Fig. 4.. Evaluation of the M-Bot in human-interactive robotic physicochemical sensing.

(A–D) Time-lapse images of the human-interactive robotic control for object grasping and on-site TNT detection. Scale bars, 5 cm. (E–G) The sEMG data collected in real time, which allow the robotic hand to approach and grasp a spherical object (E) and the corresponding tactile (F) and TNT (G) sensor responses. Insets in F and G, colored mapping of pressure and TNT distributions on the object. (H–J) Photograph of the robotic OP sensing on a cylindrical object (H) and the corresponding responses of the tactile sensors (I) and OP sensors (J) on an e-skin-R. Insets in I and J represent the color mappings of pressure and OP distributions on the object. Scale bar, 5 cm.

Fig. 5.. Evaluation of the-skin-R in an autonomous multimodal sensing robotic boat (M-Boat).

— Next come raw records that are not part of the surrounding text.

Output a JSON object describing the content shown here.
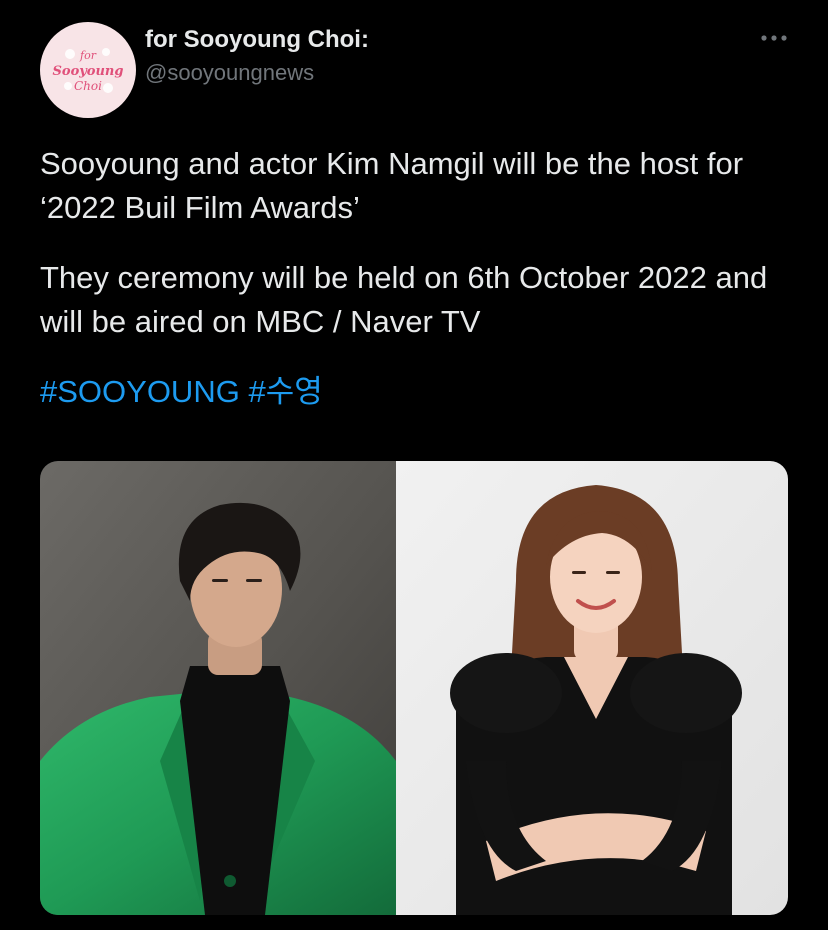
{
  "tweet": {
    "avatar": {
      "logo_text": [
        "for",
        "Sooyoung",
        "Choi"
      ],
      "background": "#f8e4e7",
      "ink": "#e0507a"
    },
    "author_name": "for Sooyoung Choi:",
    "author_handle": "@sooyoungnews",
    "more_icon": "more-horizontal-icon",
    "paragraphs": [
      "Sooyoung and actor Kim Namgil will be the host for ‘2022 Buil Film Awards’",
      "They ceremony will be held on 6th October 2022 and will be aired on MBC / Naver TV"
    ],
    "hashtags": [
      "#SOOYOUNG",
      "#수영"
    ]
  },
  "colors": {
    "background": "#000000",
    "text": "#e7e9ea",
    "muted": "#71767b",
    "link": "#1d9bf0",
    "jacket_green": "#1f9a55"
  }
}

(A) Schematic of the intelligent M-Boat integrated with a printed multimodal e-skin-R sensor array that can perform temperature and multiplexed chemical sensing for autonomous source tracking. (B and C), Schematic (B) and photograph (C) illustrating the assembly of the M-Boat components. (D) System block diagram of the M-Boat for autonomous propulsion, sensing, and signal processing. ADC, analog-to-digital converter; AFE, analog front-end; BLE, Bluetooth low energy; CPU, central processing unit; GPIO, general-purpose input/output; H-SW, H-bridge software; MUA: multiplexer; PWM, pulse width modulation; SPI, serial peripheral interface. (E) Wireless control of the M-Boat. (F) Simulated distributions of a hazardous chemical (OP) leak and the algorithm used by the M-Boat for autonomous source tracking. C, concentration. (G) Simulation comparison of different search algorithms used by the M-Boat for intelligent source tracking. GD, gradient descent; IM, interpolated map; MD, max direction; RD, random direction. (H and I) Time-lapse images showing example demonstrations of the M-Boat enabled autonomous source tracking. Insets, simulated target (proton from corrosive acid) distributions. Scale bars, 5 cm. (J and K) Time lapse images (J) and the nDPV voltammograms collected at location 1 (K) for autonomous decision-making and chemical threat (OP) source tracking using an M-Boat. Insets, simulated OP distribution. Scale bar, 5 cm.